Doctor: Well, don't do that.

What is your problem?


Doctor: What seems to be the trouble?

Patient: Doctor, I keep getting the feeling that nobody can hear what I say.

Doctor: What seems to be the trouble?


You're in great health


Doctor: You're in good health. You'll live to be eighty.

Patient: But, doctor, I am 80 right now.

Doctor: See, what did I tell you.


Driving exams worry me


Liz: I get so nervous and frightened during driving tests!

Doctor: Don't worry about it.
You'll pass eventually.

Liz: I'm the examiner!


The Code of Ethical Behavior for Patients


1. Do not expect your doctor to share your discomfort.

Involvement with the patient's suffering might cause him to lose valuable scientific objectivity.

2. Be cheerful at all times.

Your doctor leads a busy and trying life and requires all the gentleness and reassurance he can get.

3. Try to suffer from the disease for which you are being treated.

Remember that your doctor has a professional reputation to uphold.

4. Do not complain if the treatment fails to bring relief.

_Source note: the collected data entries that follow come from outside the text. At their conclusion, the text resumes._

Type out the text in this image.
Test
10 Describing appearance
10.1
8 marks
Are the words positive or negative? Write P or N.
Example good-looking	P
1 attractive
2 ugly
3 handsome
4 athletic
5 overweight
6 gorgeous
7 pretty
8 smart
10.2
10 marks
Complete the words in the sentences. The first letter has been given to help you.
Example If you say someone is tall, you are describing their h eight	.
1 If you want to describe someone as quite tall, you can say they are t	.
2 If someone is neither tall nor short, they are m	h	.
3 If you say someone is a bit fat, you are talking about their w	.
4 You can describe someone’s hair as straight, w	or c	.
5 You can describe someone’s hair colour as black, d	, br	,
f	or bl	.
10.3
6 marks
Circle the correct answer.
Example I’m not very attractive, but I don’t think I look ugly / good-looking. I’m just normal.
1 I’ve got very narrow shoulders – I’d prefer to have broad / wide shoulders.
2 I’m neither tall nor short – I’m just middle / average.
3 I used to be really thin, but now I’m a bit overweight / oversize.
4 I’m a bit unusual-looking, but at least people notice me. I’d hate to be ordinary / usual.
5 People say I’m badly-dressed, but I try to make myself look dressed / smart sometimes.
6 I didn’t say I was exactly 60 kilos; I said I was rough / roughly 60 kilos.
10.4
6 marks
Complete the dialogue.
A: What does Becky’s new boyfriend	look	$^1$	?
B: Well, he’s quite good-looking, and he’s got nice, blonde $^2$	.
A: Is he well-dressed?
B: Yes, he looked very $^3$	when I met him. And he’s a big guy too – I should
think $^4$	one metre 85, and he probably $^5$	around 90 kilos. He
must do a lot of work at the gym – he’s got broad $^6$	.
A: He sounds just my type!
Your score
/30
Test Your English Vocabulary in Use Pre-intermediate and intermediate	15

You must believe that your doctor has achieved a deep insight into the true nature of your illness, which transcends any mere permanent disability you may have experienced.

5. Never ask your doctor to explain what he is doing or why he is doing it.

It is presumptuous to assume that such profound matters could be explained in terms that you would understand.

6. Submit to novel experimental treatment readily.

Though the surgery may not benefit you directly, the resulting research paper will surely be of widespread interest.

7. Pay your medical bills promptly and willingly.

You should consider it a privilege to contribute, however modestly, to the well-being of physicians and other humanitarians.

8. Do not suffer from ailments that you cannot afford.

It is sheer arrogance to contract illnesses that are beyond your means.

9. Never reveal any of the shortcomings that have come to light in the course of treatment by your doctor.

The patient-doctor relationship is a privileged one, and you have a sacred duty to protect him from exposure.

10. Never die while in your doctor's presence or under his direct care.

This will only cause him needless inconvenience and embarrassment.


Problems remembering


Patient: Doctor, I have a serious memory problem. I can't remember anything!

Doctor: So, since when did you have this problem?

Patient: What problem?

A variation

Doctor: Did you take those pills I gave you to improve your memory?

Patient: What pills?

I would like to have a second opinion


A patient has a sore throat and goes to a doctor to get treatment for it.

Doctor: Your tonsils gotta come out.

Patient: I wanna second opinion.

Doctor: Okay, you're ugly, too.


Think I need a pair of glasses


Patient: Doctor, I think I need glasses.

Teller: You certainly do! This is a bank.

Put me into a fighting mood


Patient: Doctor, what I need is something to stir me up; something to put me in a fighting mood. Did you put something like that in this prescription?

Doctor: No need for that.
You will find that in your bill.

Get me an ambulence now


A man, after being hurt, calls 911 for help.

Man: Operator, operator, call me an ambulance!

Operator: Okay, sir, you're an ambulance!


Get me an ambulence now


A man, after being hurt, calls 911 for help.

Man: Operator, operator, call me an ambulance!

Operator: Okay, sir, you're an ambulance!